One day, she was a mid-level sales associate, working for a large cosmetic company. Then, one afternoon, someone came around the office handing out envelopes.
Inside were three checks, and a letter. The letter informed all the employees that the whole department was getting laid off.
It also told that the first check was their final pay check, the second was for any vacation or sick pay they still had coming, and the third was a two month severance that the company had to give the workers upon being let go or laid off.
The sales personnel had until the end of the day to clear their things out of the offices.

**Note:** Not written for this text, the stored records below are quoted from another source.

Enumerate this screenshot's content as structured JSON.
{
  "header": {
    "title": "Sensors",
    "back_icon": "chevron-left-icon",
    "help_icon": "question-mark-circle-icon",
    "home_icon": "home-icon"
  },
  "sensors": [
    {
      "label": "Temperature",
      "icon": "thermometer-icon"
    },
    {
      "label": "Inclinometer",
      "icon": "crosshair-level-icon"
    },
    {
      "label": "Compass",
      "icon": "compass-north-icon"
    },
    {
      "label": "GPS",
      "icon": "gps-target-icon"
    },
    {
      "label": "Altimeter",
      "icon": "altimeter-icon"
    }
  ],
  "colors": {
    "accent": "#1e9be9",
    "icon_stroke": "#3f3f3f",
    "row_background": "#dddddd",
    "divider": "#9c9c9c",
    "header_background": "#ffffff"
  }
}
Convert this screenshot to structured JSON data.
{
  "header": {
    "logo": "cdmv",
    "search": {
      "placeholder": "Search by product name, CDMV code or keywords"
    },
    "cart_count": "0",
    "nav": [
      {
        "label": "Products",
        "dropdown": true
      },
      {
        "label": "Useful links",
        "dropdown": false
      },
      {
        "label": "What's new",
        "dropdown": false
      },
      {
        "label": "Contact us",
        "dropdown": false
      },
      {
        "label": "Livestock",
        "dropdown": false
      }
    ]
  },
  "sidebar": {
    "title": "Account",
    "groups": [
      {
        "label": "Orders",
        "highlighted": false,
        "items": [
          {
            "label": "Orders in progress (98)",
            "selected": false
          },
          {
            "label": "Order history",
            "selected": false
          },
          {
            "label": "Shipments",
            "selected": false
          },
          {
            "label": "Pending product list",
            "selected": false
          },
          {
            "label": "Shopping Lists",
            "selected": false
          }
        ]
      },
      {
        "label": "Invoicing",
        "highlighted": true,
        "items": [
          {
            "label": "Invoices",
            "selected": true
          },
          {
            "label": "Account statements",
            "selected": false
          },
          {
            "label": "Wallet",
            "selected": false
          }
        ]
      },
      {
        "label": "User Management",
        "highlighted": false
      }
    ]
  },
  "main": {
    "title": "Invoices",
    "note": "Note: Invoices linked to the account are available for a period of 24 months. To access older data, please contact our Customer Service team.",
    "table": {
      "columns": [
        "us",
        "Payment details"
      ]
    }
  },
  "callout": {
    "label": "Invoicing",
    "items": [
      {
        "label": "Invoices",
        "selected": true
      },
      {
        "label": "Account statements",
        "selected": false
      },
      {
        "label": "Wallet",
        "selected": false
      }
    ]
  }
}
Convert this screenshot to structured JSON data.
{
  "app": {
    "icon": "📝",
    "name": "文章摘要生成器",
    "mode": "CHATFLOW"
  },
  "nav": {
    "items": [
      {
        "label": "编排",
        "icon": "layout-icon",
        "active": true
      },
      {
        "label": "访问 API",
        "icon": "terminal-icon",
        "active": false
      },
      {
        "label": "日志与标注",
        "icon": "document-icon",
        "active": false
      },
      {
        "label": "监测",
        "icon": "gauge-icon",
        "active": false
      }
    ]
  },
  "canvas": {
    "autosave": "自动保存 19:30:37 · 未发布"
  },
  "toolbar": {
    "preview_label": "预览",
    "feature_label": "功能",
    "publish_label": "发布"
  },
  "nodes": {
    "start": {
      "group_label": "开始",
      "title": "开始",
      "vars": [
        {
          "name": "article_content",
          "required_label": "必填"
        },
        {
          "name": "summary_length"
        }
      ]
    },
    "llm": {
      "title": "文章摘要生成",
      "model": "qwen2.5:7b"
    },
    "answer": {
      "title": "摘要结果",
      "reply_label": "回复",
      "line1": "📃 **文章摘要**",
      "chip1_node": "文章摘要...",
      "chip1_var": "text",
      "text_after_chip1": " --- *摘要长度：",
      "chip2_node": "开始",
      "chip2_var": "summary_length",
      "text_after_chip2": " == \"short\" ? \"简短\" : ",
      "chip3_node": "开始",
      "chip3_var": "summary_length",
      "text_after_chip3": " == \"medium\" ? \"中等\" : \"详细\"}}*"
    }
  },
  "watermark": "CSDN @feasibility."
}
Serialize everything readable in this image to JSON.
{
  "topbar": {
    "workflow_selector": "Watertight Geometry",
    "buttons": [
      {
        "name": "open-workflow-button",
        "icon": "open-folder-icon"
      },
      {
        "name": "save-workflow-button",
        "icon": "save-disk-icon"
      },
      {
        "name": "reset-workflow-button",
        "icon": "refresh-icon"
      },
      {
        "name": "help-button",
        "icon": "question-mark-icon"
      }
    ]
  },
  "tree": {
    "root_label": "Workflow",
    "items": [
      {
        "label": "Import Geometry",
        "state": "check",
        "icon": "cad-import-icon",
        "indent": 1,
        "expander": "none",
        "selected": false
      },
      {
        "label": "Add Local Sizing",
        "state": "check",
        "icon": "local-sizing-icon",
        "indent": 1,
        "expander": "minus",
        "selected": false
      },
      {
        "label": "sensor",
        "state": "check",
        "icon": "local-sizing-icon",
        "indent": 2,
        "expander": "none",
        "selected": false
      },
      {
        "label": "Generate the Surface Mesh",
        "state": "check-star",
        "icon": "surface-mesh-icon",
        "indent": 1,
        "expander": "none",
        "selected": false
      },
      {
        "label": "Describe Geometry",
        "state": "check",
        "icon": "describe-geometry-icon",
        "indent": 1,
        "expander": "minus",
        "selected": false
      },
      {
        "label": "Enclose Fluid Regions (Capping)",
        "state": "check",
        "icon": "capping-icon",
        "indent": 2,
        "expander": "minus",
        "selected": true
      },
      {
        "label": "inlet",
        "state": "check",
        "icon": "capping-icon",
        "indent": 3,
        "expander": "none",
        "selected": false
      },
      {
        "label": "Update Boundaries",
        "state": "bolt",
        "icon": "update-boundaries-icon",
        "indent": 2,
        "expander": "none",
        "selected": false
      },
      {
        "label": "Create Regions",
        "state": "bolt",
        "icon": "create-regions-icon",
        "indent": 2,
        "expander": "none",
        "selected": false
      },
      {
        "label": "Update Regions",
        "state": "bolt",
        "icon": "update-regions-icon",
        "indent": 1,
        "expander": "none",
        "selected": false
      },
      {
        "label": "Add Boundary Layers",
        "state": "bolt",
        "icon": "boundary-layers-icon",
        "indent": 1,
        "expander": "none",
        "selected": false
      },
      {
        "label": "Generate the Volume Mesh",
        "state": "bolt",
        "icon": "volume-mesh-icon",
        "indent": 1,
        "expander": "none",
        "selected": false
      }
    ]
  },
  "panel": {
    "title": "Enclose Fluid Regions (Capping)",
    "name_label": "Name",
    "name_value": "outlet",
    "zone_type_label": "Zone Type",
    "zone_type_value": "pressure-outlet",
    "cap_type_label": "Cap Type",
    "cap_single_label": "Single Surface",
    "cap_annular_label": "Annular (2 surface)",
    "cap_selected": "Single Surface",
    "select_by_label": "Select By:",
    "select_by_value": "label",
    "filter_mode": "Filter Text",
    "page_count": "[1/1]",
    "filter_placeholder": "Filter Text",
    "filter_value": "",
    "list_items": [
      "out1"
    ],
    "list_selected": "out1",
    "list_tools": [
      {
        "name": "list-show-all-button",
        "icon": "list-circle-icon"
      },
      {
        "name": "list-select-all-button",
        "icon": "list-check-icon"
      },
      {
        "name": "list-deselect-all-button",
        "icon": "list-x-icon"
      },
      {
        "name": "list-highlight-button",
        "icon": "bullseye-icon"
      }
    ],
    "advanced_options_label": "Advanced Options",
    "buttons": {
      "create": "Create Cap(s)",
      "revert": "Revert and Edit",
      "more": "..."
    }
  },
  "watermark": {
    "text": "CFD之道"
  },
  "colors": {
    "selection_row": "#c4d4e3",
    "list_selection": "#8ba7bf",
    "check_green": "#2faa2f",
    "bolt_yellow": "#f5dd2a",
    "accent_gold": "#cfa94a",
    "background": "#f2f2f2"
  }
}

Linda didn't keep a lot of her personal stuff at the office as many did, but she had some things.
She felt bad for her clients that were expecting product or other information, so she spent about two hours calling her clients and letting them know about the delays that they would probably face, and that she was sorry not to be working with them anymore.
To her surprise, a few knew about the closure. They were sorry, too. A few others wanted her personal contact numbers, so that they could call her in the future, if a position opened in that client's company.
Linda did share her number and email address, but told the people she might like a little time off. If she couldn't stand it, then she would call them. It got some chuckles.
The next day Linda did a few errands, cashed her checks, and took herself to lunch and back home to watch a movie. The day after she decided to give the house she lived in a good cleaning. That, in itself, took three days to complete.
On the fifth day, she again took herself to lunch, dropped off the things she had marked for donation, then she did a bit of shopping. The next day, she just goofed off at the house, making calls and being online looking up stories and even signing up for unemployment.
It was on the seventh day, that Linda realized that she was out of things to do. With nothing to do, Linda's mind started to reflect on her life.
Linda had been a loner, growing up. As an adult, she was the same. She did have a few friends but she didn't do a lot of socializing.
She was forty-five, and she lived alone in a house that she inherited from her aunt and uncle when they had passed away. She didn't even have a cat. It was just her.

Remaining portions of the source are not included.